I tried for it, took a step, blood erupted from my mouth in a gout. I landed on my side, the pain a bright, sharp point in a shroud of deepening fog that closed in rapidly. Spock was on the floor screaming, Max ripping at his neck, growls primal and raw rumbling past the blood and flesh.
Spock was a pro, I had to give him that. He swung back with an elbow, striking Max in the ribs; reversed hitting him from the other side, back and forth, the blows raining like a swinging pendulum. I could only guess at the agony those moves must have cost him with his neck in Max’s jaws. But Max was a killing machine. He absorbed the damage and continued on, digging in and wrenching fiercely. Spock changed tactics and grabbed at Max’s head, but Max ducked low, avoiding the clutching fingers and pulled his whole bulk backward in jerking movements that had to have been crushing the bones in the man’s neck. Spock screamed, flailing out with his hands. He grabbed the couch and I saw the cushion, with my shirt and gun on it, slide to the floor in front of him.

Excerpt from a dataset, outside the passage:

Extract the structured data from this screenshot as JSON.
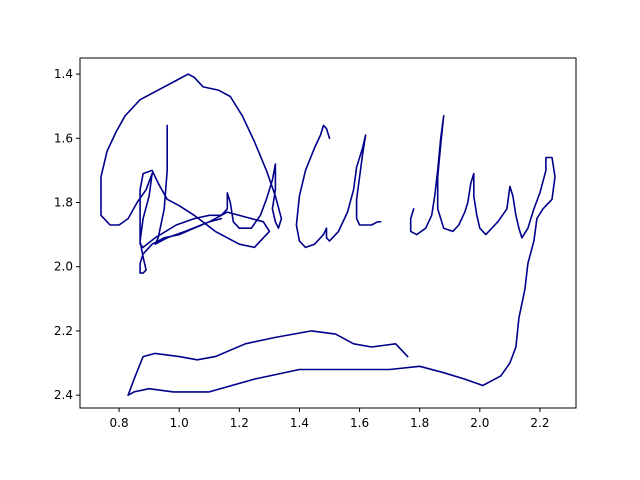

I blinked, forcing myself to stay awake, and saw the gun suddenly in his hand. He fired blindly behind him; once, twice, thrice. He was missing Max, but Amber was back there somewhere. She could be killed.
Rage swept through me like a flood. He had tortured and killed an innocent boy; kidnapped a baby, shot me. If he lived, he would kill Amber and probably the rest of the Franklins. I saw my hand, the silver WWJD bracelet shining, and remembered what Christ said about a man who would make a child stumble and how it would be better for a millstone to be put around his neck and for him to be thrown into the sea. And I remembered Amber, the first time I’d seen her, how her plump little fist clutched my finger while she sucked her thumb. I reached out in front of my face, slapped my palm onto the floor and pulled, dragging my body across the shiny, hardwood.
The gun was five feet ahead.
I gripped the wood with my fingertips, pulled, hauling my bare chest and useless legs behind me. Reached again, pulled — again and again and again.
Spock fired a seventh time and I heard Max growl in pain.
My hand closed around the butt of his .9mm. I looked up, saw him staring into my eyes, Max still at work, standing on his back and tearing at the meat of his neck. I pointed the gun at him. He swung my gun at me.
We both fired.
He missed. I didn’t.
Max dropped him like the dead weight he now was.
Through the heavy pounding in my head I heard sirens wailing toward us. But better than that, I heard Amber crying with all the verve a two year old girl could put into it. And that was plenty.